In recent years it has caused alarm with increasingly aggressive actions to assert its claims.

It is undertaking giant land reclamation works in the Spratlys, located between the Vietnam and the Philippines, to turn reefs into islands that can host airstrips and other military facilities.

The Spratlys, about a thousand kilometres (620 miles) from the nearest major Chinese landmass, are one of the biggest and most strategically important archipelagos in the sea.

Aquino said the Philippines would not give up its territory to China, even as he acknowledged major differences in the capabilities of their militaries.

"We will still exercise our rights over our exclusive economic zone," he said.

"Bottom line is, it has to be clear, we will defend our rights to the best of our abilities." Aquino said the Philippines was also working closely on the issue with the United States, his nation's longtime ally and mutual defence treaty partner, but declined to elaborate.

"Even in basketball, you don't reveal all your moves to the other coach," he said.

Vietnam, Malaysia, Brunei and Taiwan also have competing claims to parts of the South China Sea.

All claimants but Brunei have military facilities on Spratly islands that they control.

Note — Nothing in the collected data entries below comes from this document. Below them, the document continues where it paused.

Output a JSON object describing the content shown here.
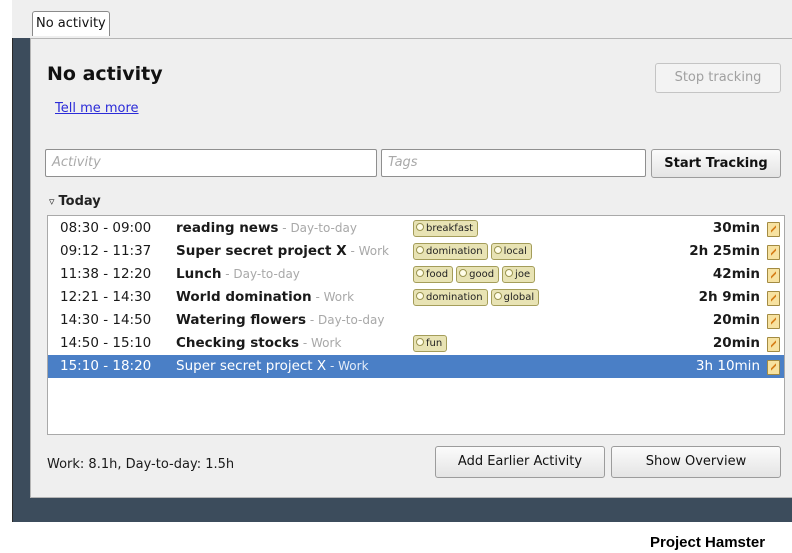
{
  "tab": {
    "label": "No activity"
  },
  "header": {
    "title": "No activity",
    "link": "Tell me more",
    "stop_label": "Stop tracking"
  },
  "inputs": {
    "activity_placeholder": "Activity",
    "tags_placeholder": "Tags",
    "start_label": "Start Tracking"
  },
  "section": {
    "label": "Today"
  },
  "activities": [
    {
      "time": "08:30 - 09:00",
      "name": "reading news",
      "category": "Day-to-day",
      "tags": [
        "breakfast"
      ],
      "duration": "30min"
    },
    {
      "time": "09:12 - 11:37",
      "name": "Super secret project X",
      "category": "Work",
      "tags": [
        "domination",
        "local"
      ],
      "duration": "2h 25min"
    },
    {
      "time": "11:38 - 12:20",
      "name": "Lunch",
      "category": "Day-to-day",
      "tags": [
        "food",
        "good",
        "joe"
      ],
      "duration": "42min"
    },
    {
      "time": "12:21 - 14:30",
      "name": "World domination",
      "category": "Work",
      "tags": [
        "domination",
        "global"
      ],
      "duration": "2h 9min"
    },
    {
      "time": "14:30 - 14:50",
      "name": "Watering flowers",
      "category": "Day-to-day",
      "tags": [],
      "duration": "20min"
    },
    {
      "time": "14:50 - 15:10",
      "name": "Checking stocks",
      "category": "Work",
      "tags": [
        "fun"
      ],
      "duration": "20min"
    },
    {
      "time": "15:10 - 18:20",
      "name": "Super secret project X",
      "category": "Work",
      "tags": [],
      "duration": "3h 10min",
      "selected": true
    }
  ],
  "footer": {
    "summary": "Work: 8.1h, Day-to-day: 1.5h",
    "earlier_label": "Add Earlier Activity",
    "overview_label": "Show Overview"
  },
  "caption": "Project Hamster",
  "colors": {
    "selection": "#4a7fc6",
    "link": "#2b2bd8",
    "tag_bg": "#e8e3b4",
    "frame": "#3c4c5c"
  }
}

Philippine Air Force spokesman Colonel Enrico Canaya said its planes flew over the sea, including the route taken by the US Navy plane.

He declined to give more details.

The Philippine civil aviation authority said local carriers also flew over parts of the sea that were considered international air lanes.

Meanwhile, in another sign of growing Philippine security concerns, Defence Secretary Voltaire Gazmin said he would ask Japan for defence equipment during an upcoming visit to that country.

"My agenda, when my group speaks with the Japanese officials... is the probability of transferring military equipment," he told reporters.

Gazmin, who will accompany Aquino on a visit to Japan next month, said that details of the type of equipment, as well as other forms of co-operation, were still being ironed out.

The Philippines, which has one of the weakest militaries in the region and has been seeking defence assistance from other countries, earlier this month held its first bilateral naval exercise with Japan.